Rebeca, incapaz de enfrentar su vida en Seattle, decidió mudarse con Aileen a su pueblo natal: Blackwood. Un lugar perdido entre montañas, cubierto por bosques espesos y cielos perpetuamente nublados, allí vivía Eleonor, la madre de Rebeca, una mujer de voz pausada, mirada aguda y sabiduría antigua, había criado sola a Rebeca y aunque sus formas eran distintas, aún mantenía su casa impecable, su jardín lleno de hierbas y flores, y un viejo reloj de péndulo que marcaba las horas con un sonido profundo y melancólico.

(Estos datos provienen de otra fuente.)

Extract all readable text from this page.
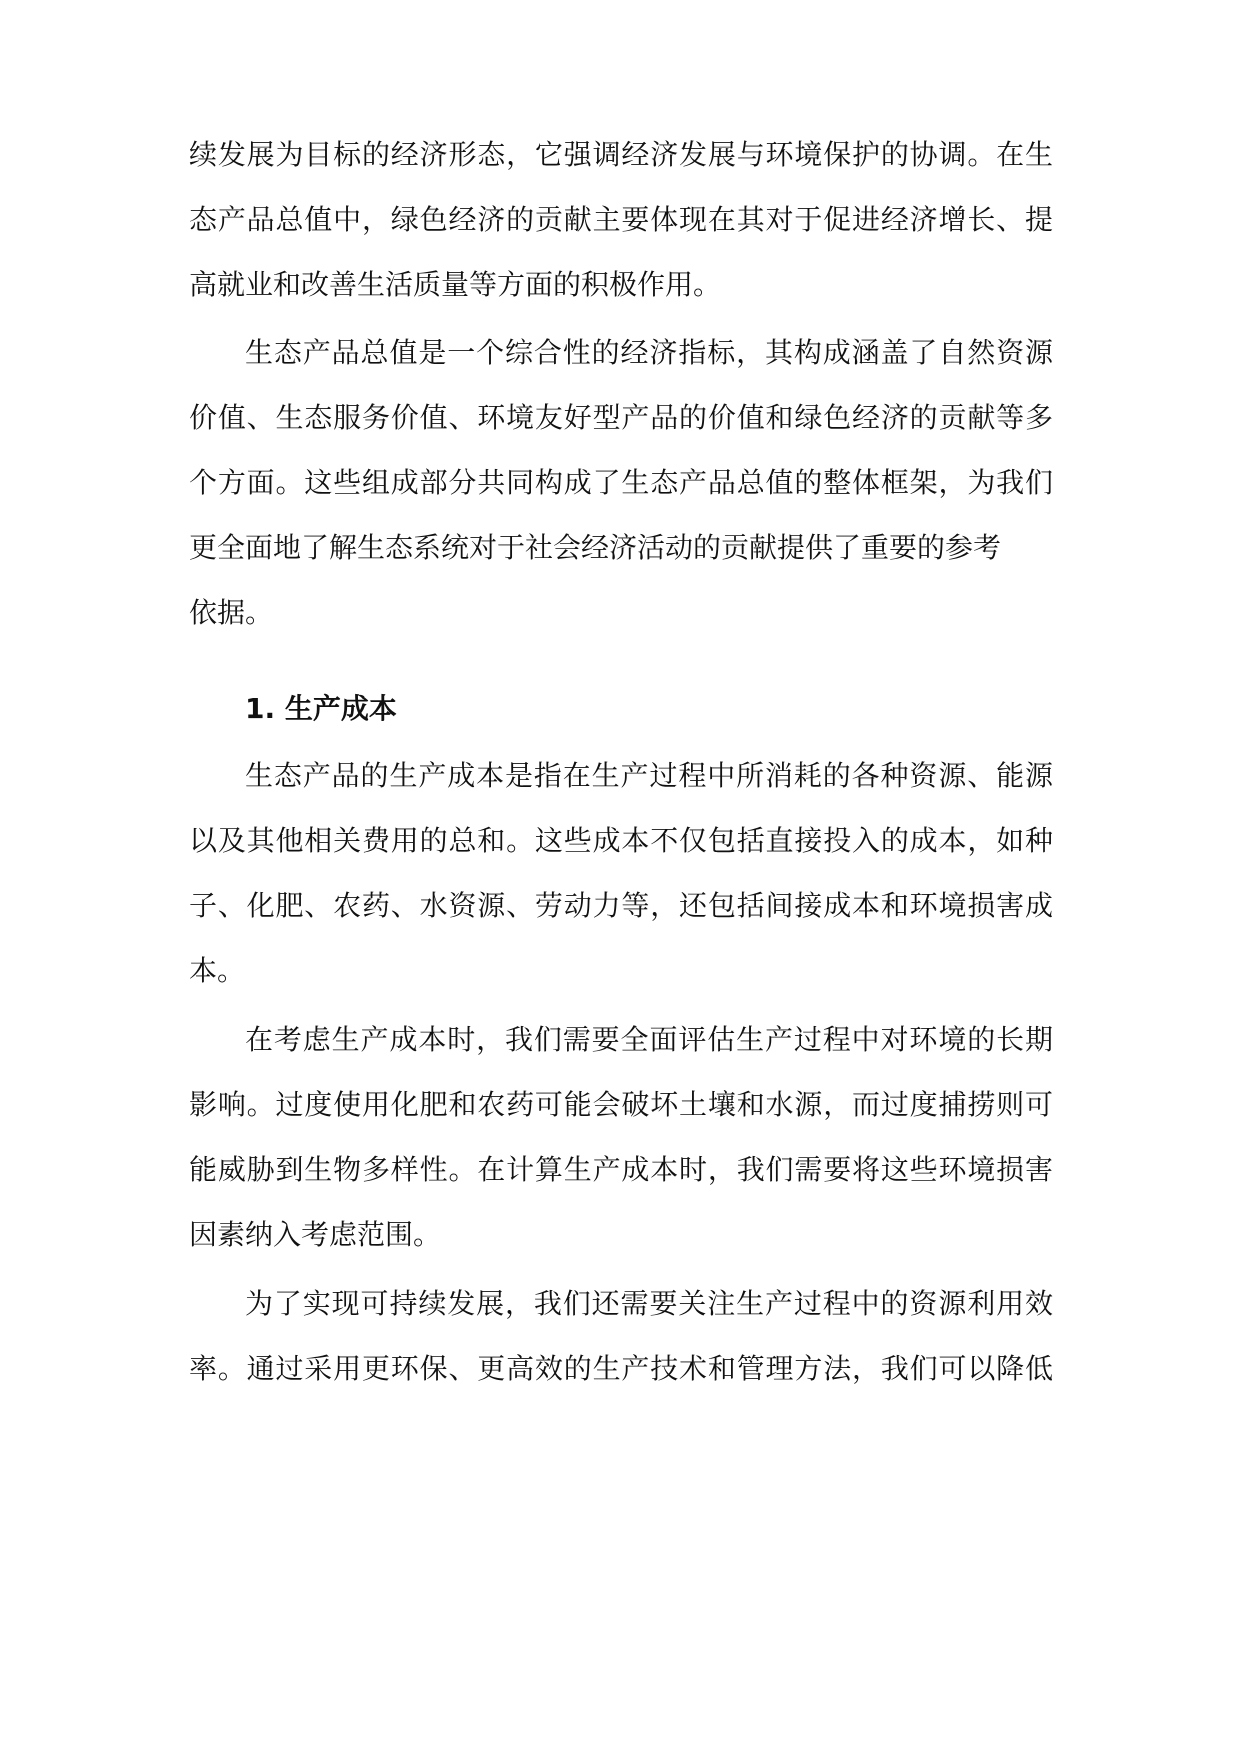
续发展为目标的经济形态，它强调经济发展与环境保护的协调。在生
态产品总值中，绿色经济的贡献主要体现在其对于促进经济增长、提
高就业和改善生活质量等方面的积极作用。
生态产品总值是一个综合性的经济指标，其构成涵盖了自然资源
价值、生态服务价值、环境友好型产品的价值和绿色经济的贡献等多
个方面。这些组成部分共同构成了生态产品总值的整体框架，为我们
更全面地了解生态系统对于社会经济活动的贡献提供了重要的参考
依据。
1. 生产成本
生态产品的生产成本是指在生产过程中所消耗的各种资源、能源
以及其他相关费用的总和。这些成本不仅包括直接投入的成本，如种
子、化肥、农药、水资源、劳动力等，还包括间接成本和环境损害成
本。
在考虑生产成本时，我们需要全面评估生产过程中对环境的长期
影响。过度使用化肥和农药可能会破坏土壤和水源，而过度捕捞则可
能威胁到生物多样性。在计算生产成本时，我们需要将这些环境损害
因素纳入考虑范围。
为了实现可持续发展，我们还需要关注生产过程中的资源利用效
率。通过采用更环保、更高效的生产技术和管理方法，我们可以降低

Aileen llegó a Blackwood una mañana fría de enero, el auto serpenteaba entre carreteras cubiertas de niebla, mientras los árboles parecían inclinarse sobre el camino como si quisieran examinarla, no hablaba mucho. Observaba en silencio, con la frente pegada al cristal de la ventana, sintiendo que el mundo había cambiado para siempre.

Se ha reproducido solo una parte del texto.